Et ils regardent et écoutent comme s'ils dormaient.
MARTHE - L'œil est fait pour voir et l'oreille
Pour entendre la vérité.
LECHY ELBERNON - Qu'est-ce que la vérité ? Est-ce qu'elle n'a pas dix-sept enveloppes, comme les
oignons ?
Qui voit les choses comme elles sont ? L'œil certes, voit, l'oreille entend.

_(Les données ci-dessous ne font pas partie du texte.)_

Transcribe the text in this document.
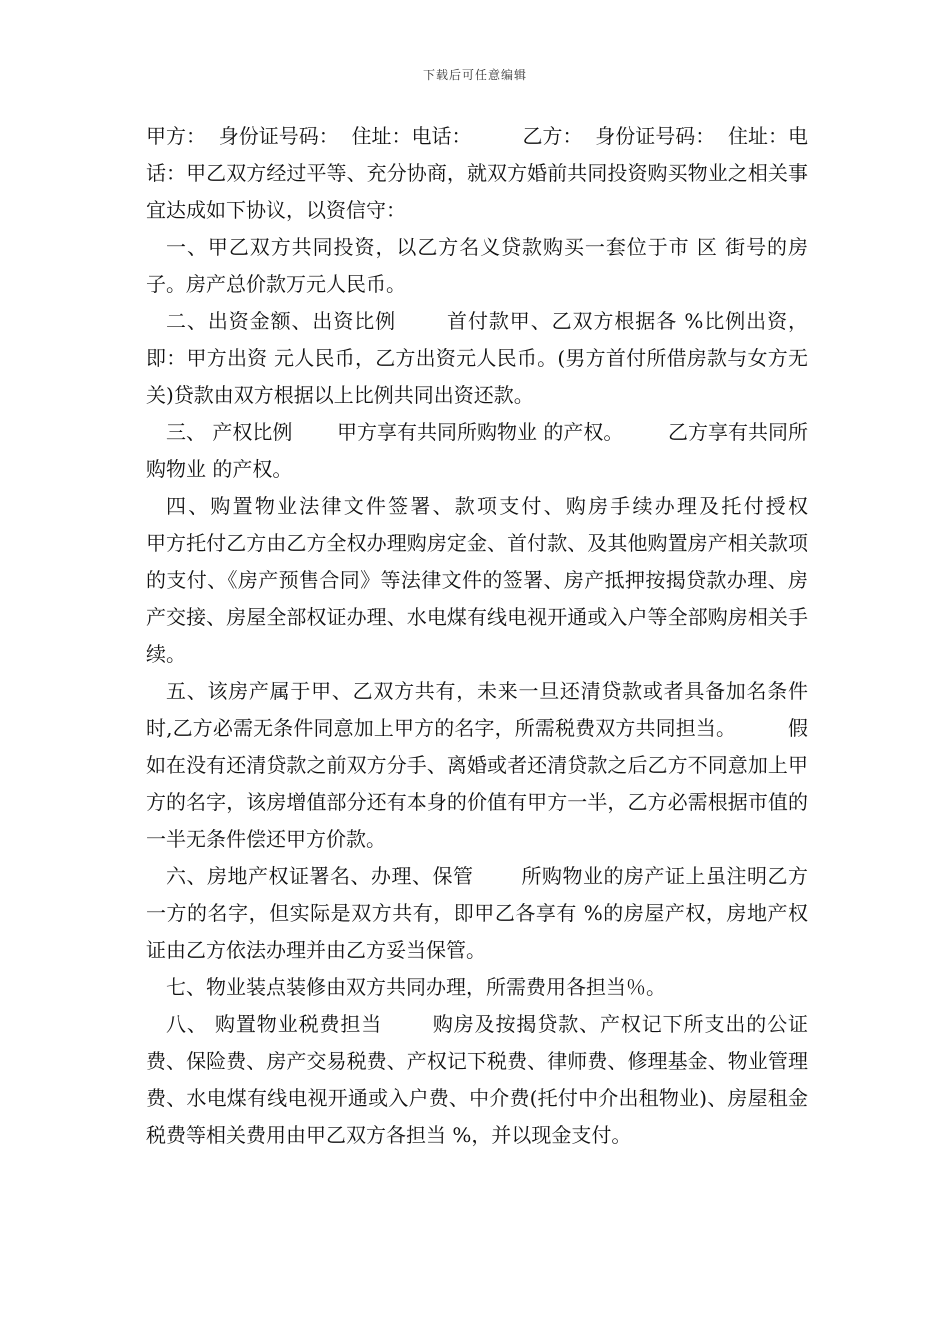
下载后可任意编辑

甲方：  身份证号码：  住址：电话：        乙方：  身份证号码：  住址：电话：甲乙双方经过平等、充分协商，就双方婚前共同投资购买物业之相关事宜达成如下协议，以资信守：

一、甲乙双方共同投资，以乙方名义贷款购买一套位于市 区 街号的房子。房产总价款万元人民币。

二、出资金额、出资比例       首付款甲、乙双方根据各 %比例出资，即：甲方出资 元人民币，乙方出资元人民币。(男方首付所借房款与女方无关)贷款由双方根据以上比例共同出资还款。

三、 产权比例       甲方享有共同所购物业 的产权。       乙方享有共同所购物业 的产权。

四、购置物业法律文件签署、款项支付、购房手续办理及托付授权       甲方托付乙方由乙方全权办理购房定金、首付款、及其他购置房产相关款项的支付、《房产预售合同》等法律文件的签署、房产抵押按揭贷款办理、房产交接、房屋全部权证办理、水电煤有线电视开通或入户等全部购房相关手续。

五、该房产属于甲、乙双方共有，未来一旦还清贷款或者具备加名条件时,乙方必需无条件同意加上甲方的名字，所需税费双方共同担当。        假如在没有还清贷款之前双方分手、离婚或者还清贷款之后乙方不同意加上甲方的名字，该房增值部分还有本身的价值有甲方一半，乙方必需根据市值的一半无条件偿还甲方价款。

六、房地产权证署名、办理、保管       所购物业的房产证上虽注明乙方一方的名字，但实际是双方共有，即甲乙各享有 %的房屋产权，房地产权证由乙方依法办理并由乙方妥当保管。

七、物业装点装修由双方共同办理，所需费用各担当％。

八、 购置物业税费担当       购房及按揭贷款、产权记下所支出的公证费、保险费、房产交易税费、产权记下税费、律师费、修理基金、物业管理费、水电煤有线电视开通或入户费、中介费(托付中介出租物业)、房屋租金税费等相关费用由甲乙双方各担当 %，并以现金支付。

Mais l'esprit tout seul connaît. Et c'est pourquoi l'homme veut voir des yeux et connaître des oreilles
Ce qu'il porte dans son esprit, - l'en ayant fait sortir.
Et c'est ainsi que je me montre sur la scène.
MARTHE - Est-ce que vous n'êtes point honteuse ?
LECHY ELBERNON - Je n'ai point honte ! mais je me montre, et je suis toute à tous.
DISSERTATION
Victor Hugo écrit : « Le théâtre n'est pas le pays du réel : il y a des arbres de carton, des
palais de toile, un ciel de haillons, des diamants de verre, de l'or de clinquant, du fard sur la pêche,
du rouge sur la joue, un soleil qui sort de dessous terre. C'est le pays du vrai... ».
Vous discuterez cette affirmation en vous appuyant sur des exemples tirés des textes du
corpus ainsi que sur des œuvres que vous avez lues ou vues au théâtre.